The Moogai is a new Australia psychological horror film from Wiradjuri and Bundjalung Director, Writer and Actor, Jon Bell.

The film opens in 1970, with children playing at the fictitious Red River Aborigines Mission, when a government car arrives with two workers who’ve come to forcibly take the children from their parents.

Sisters, Ruth and Agnes flee into the bush, with Agnes hiding in a cave, and it’s here that we meet The Moogai.

(Photo: Elise Lockwood)

Jon says the backbone of the story, which centres on the Stolen Generation, was inspired by a real life experience.

“It mostly came about because after my wife and I had done some time working with Docs (formerly the NSW Department of Community Services. now the Department of Communities and Justice), restoring families, putting families back together. When our grandkids were born, we were a bit worried about certain points of view, or certain judgment calls being made on the kids, and they ended up in the system. So that was kind of the beginning of it.”

The film then moves from 1970 to present day, and follows young Aboriginal couple, Sarah (Shari Sebbens) and Fergus (Meyne Wyatt) who’ve just had their second baby, Jacob.

But what should be a time of excitement, turns to fear as Sarah starts seeing a malevolent spirit, and a child with white eyes who keeps warning her of what’s coming.

Sarah wonders if there is indeed a child stealing spirit or Moogai coming for her new baby or if she’s the threat.

Jon says he drew on a number of influences for the film.

“It all comes from these sort of 80s films, in a lot of ways, that had these unstoppable killers, or unstoppable force of nature type monsters. I’m talking about the Xenomorph in Alien, Michael Myers, or Jason Voorhees, Freddy Krueger, those kinds of supernatural forces. They’re the kinds of things that give the character something to go up against, like, if you’ve got a strong monster, then you’ve got your halfway through a strong story.”

The Moogai is Jon’s debut feature film and has been adapted from a 2020 short which one a bunch of awards.

He says there’s a lot on offer for the audience, but he hopes they walk away feeling something after seeing The Moogai.

The Moogai Director and Writer, Jon Bell

“There’s scares, tension, and moments where you go, ‘Oh, your heart stops’. But there’s also laughs. There’s those moments, or certainly this one character, every family’s got one, and everyone knows what I’m talking about when I say that, There’s these lighter moments in there too. It’s not all dread and in the end, it’s about love. That’s what all films, I think, on some level or another are about, like this human need to connect.
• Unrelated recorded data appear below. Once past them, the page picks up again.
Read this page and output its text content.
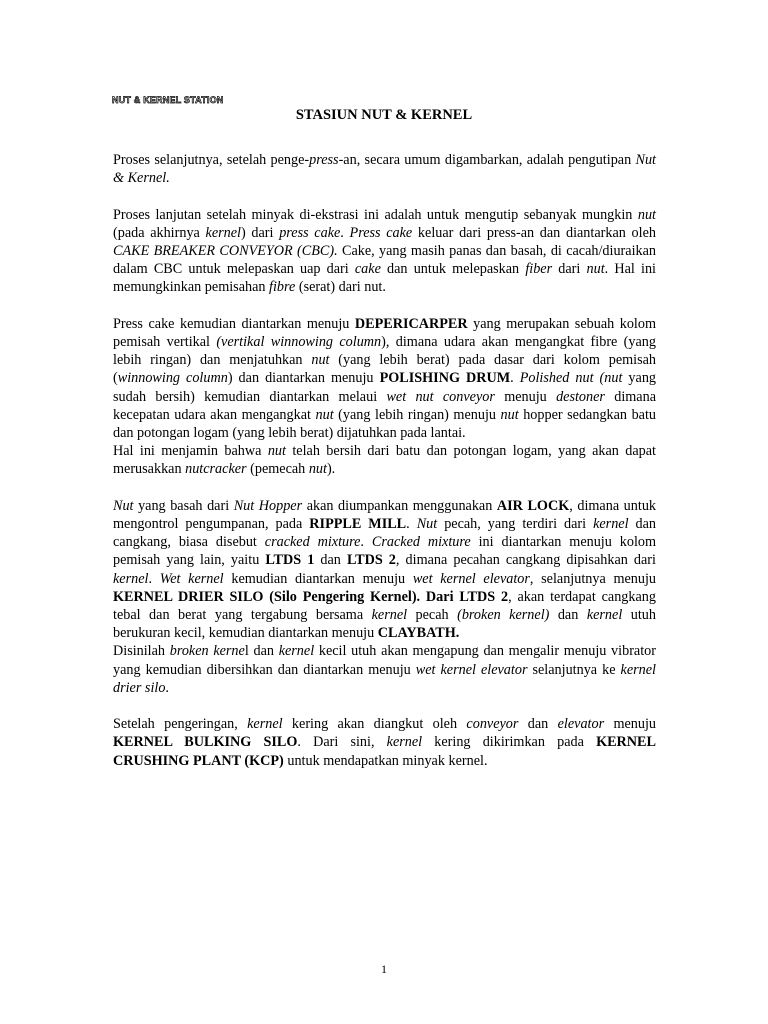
NUT & KERNEL STATION
STASIUN NUT & KERNEL

Proses selanjutnya, setelah penge-press-an, secara umum digambarkan, adalah pengutipan Nut & Kernel.

Proses lanjutan setelah minyak di-ekstrasi ini adalah untuk mengutip sebanyak mungkin nut (pada akhirnya kernel) dari press cake. Press cake keluar dari press-an dan diantarkan oleh CAKE BREAKER CONVEYOR (CBC). Cake, yang masih panas dan basah, di cacah/diuraikan dalam CBC untuk melepaskan uap dari cake dan untuk melepaskan fiber dari nut. Hal ini memungkinkan pemisahan fibre (serat) dari nut.

Press cake kemudian diantarkan menuju DEPERICARPER yang merupakan sebuah kolom pemisah vertikal (vertikal winnowing column), dimana udara akan mengangkat fibre (yang lebih ringan) dan menjatuhkan nut (yang lebih berat) pada dasar dari kolom pemisah (winnowing column) dan diantarkan menuju POLISHING DRUM. Polished nut (nut yang sudah bersih) kemudian diantarkan melaui wet nut conveyor menuju destoner dimana kecepatan udara akan mengangkat nut (yang lebih ringan) menuju nut hopper sedangkan batu dan potongan logam (yang lebih berat) dijatuhkan pada lantai.

Hal ini menjamin bahwa nut telah bersih dari batu dan potongan logam, yang akan dapat merusakkan nutcracker (pemecah nut).

Nut yang basah dari Nut Hopper akan diumpankan menggunakan AIR LOCK, dimana untuk mengontrol pengumpanan, pada RIPPLE MILL. Nut pecah, yang terdiri dari kernel dan cangkang, biasa disebut cracked mixture. Cracked mixture ini diantarkan menuju kolom pemisah yang lain, yaitu LTDS 1 dan LTDS 2, dimana pecahan cangkang dipisahkan dari kernel. Wet kernel kemudian diantarkan menuju wet kernel elevator, selanjutnya menuju KERNEL DRIER SILO (Silo Pengering Kernel). Dari LTDS 2, akan terdapat cangkang tebal dan berat yang tergabung bersama kernel pecah (broken kernel) dan kernel utuh berukuran kecil, kemudian diantarkan menuju CLAYBATH.

Disinilah broken kernel dan kernel kecil utuh akan mengapung dan mengalir menuju vibrator yang kemudian dibersihkan dan diantarkan menuju wet kernel elevator selanjutnya ke kernel drier silo.

Setelah pengeringan, kernel kering akan diangkut oleh conveyor dan elevator menuju KERNEL BULKING SILO. Dari sini, kernel kering dikirimkan pada KERNEL CRUSHING PLANT (KCP) untuk mendapatkan minyak kernel.

1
If people go away with feeling like they’ve been entertained, that’s great. But if they go away and there’s something they’re thinking about, or they think about later (on), then that’s great, too.”

(Photo: Elise Lockwood)

The Moogai opens nationally on Halloween, Thursday 31st October.

Looking to watch similar films like The Moogai? Here are some other Indigenous films (and a tv series) you might like.

Slash/Back (2022) – A sci-fi film set in Nunavut about four girls who have to use their horror film knowledge to battle a shapeshifting alien. The best zombie polar bear ever!

SGaawaay K’uuna (2018) is the first feature film in the Haida Gwaii language. This is a mystery/thriller which tells the story of a man who becomes a Gaagiid/Gaagiixiid, or “the Wildman” after a tragic incident.

Firebite (2021) is an eight episode series set in Coober Pedy which makes so much sense for where Australian vampires would live. It follows two Aboriginal hunters as they battle the last colony of vampires in the South Australian desert.

Blood Quantum (2019) is the last film from visionary Mi’gmaq filmmaker, Jeff Barnaby who passed away in 2022. The Indigenous people of the isolated Mi’gmaq reserve of Red Crow are immune from a zombie plague and must battle the non-Indigenous undead. Everything you wanted and didn’t know you needed in a zombie film. Equally Barnaby’s earlier films, The Colony (short, 2007) and Rhymes for Young Ghouls (2013) are also worth a watch.